Изменить размер шрифта - +
Это прежде она бы рубанула с маху словами, теперь — другая стала…

Окся прибежала к ней на посиделки поздно вечером, когда старая Мотря и малый Любеня уже укладывались на ночевку. Сказала, на пару слов. Ну а где пара — там и вторая, за ней — третья на ум идет, четвертой, как кнутом, погоняет, пятую за собой тянет… Бабьи языки, понятно, как зацепятся друг за друга — мелют, как каменные жернова, слова между которыми зерном сыплются да в мелкую муку перетираются…

Подруги коротали время вдвоем. Старая наохалась за день о своих хворях, малый набегался с ребятней, оба уснули быстро. Спали уже без задних ног, Мотря густо, басовито похрапывала, Любеня тоненьким сапом выводил сонную песню.

За стенами избы, за мутными, затянутыми дублеными бычьими пузырями оконцами, ночь спустилась на грудь Сырой Матери. По темному времени в избе горела лучина, шипя, потрескивая и роняя мелкие искры в плошку с водой. Ее тусклый свет ровным кругом выхватывал из сумрака треть стола, половину лавки, где они сидели, дубовую кадку с квасным питьем, лобасто набычившуюся в углу. Яркие, фиалковые глаза белянки-косинки казались теперь, в этом ночном свете, совсем темными, влажно блестели от тревоги и сдерживаемой тоски. Лицо было резким, острым, словно больным.

Вот довела себя, одни глаза на лице и остались. Бабы через мужиков всегда себя доведут до того, что без слез не взглянешь, мельком подумала Сельга. А кто виноват, если вдуматься…
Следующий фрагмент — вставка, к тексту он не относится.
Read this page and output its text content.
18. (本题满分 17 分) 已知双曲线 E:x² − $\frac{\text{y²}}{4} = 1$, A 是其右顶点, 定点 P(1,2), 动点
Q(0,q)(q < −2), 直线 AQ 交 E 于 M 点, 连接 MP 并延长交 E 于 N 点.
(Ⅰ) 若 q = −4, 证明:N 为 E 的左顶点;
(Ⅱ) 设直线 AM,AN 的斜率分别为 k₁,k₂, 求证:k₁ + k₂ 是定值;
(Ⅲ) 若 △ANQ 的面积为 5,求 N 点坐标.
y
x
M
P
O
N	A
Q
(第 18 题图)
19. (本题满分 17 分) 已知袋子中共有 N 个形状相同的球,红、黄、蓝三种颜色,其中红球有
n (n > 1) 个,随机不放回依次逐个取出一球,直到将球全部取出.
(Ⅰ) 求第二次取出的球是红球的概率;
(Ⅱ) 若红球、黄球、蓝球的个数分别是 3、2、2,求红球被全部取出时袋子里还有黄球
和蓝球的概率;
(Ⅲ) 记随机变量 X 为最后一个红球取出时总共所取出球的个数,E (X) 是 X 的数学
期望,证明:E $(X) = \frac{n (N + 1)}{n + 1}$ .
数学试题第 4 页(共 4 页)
Жаловалась Окся на своего Весеню. И такой он у нее получался, и сякой, и этакий. И все на ней, и в доме пальцем о палец не стукнет, и что говорить — жердина поперек двора упадет, так не поднимет же, только перешагнет лениво. Даже не на охоте, не на рыбалке, как другие, путные мужики, на ратных своих игрищах изводит силу. Домой притаскивается — ноги за собой волочет. А что до остальных баб, горевала белянка-косинка, так тут, мол, Сельга, и говорить не о чем, и так все знают. Одна Веська толстомясая чего стоит, так и стелется за ним, как хвост за лисой. Да и другие липнут на него с лету, как мухи на коровью лепешку. Не только в праздники, когда положено, соединяют с ним семя. Установлено же богами издревли, есть особые дни, когда всякий всякого берет! Но эти и в другие дни норовят, подлые… Кто этого не знает?!

Нет, остальные мужики тоже так-то, рассуждала Окся. Все они одинаковые, все скроены из одного огня Сварогом Мудрейшим. Это понятно… Каждому надоедает свою кожаную соху по одному и тому же полю водить. Самый сладкий кусок — и тот приедается, так говорят. Известно, еще от богов повелось, пусть мужик смотрит тебе прямо глаза в глаза, все равно улучит момент, одним глазом успеет на сторону покоситься… Пусть так! Все свои, все родичи, не убудет, конечно… Но, обратно сказать, ведь другие — тихо, тайно. А этот — в открытую, как напоказ! Того гляди объявит перед всеми на толковище, что ее, Оксю, негодную женку, отсылает прочь, а под свою руку еще какую-никакую берет. Другую дуру…

И что делать? Раньше, парнем, когда ходил кругами возле нее, не такой был… Отчего только теперь такой стал? Пойми, Сельга, просто терпения больше не хватает на этого мужика… А лучше посоветуй чего-нибудь, ты же — видящая, тебе — виднее… Научи, как жить дальше…

Горяча себя словом, Окся жадно смотрела на нее блестящим, доверчивым взглядом. Словно всерьез ждала — научит подруга. Вот прямо здесь и сейчас!

Сельга не отвечала. Мелко поклевывала из блюда на столе моченую, терпкую клюкву. Морщилась от ее кислоты.

— А ты брось его, если невтерпеж, — вдруг предложила она. — Сама уйди, первая. Завтра и объяви перед всеми на толковище, что больше с таким завалящим мужиком жить не хочешь…

— Ага, брось! — Окся, показалось ей, даже обиделась на совет.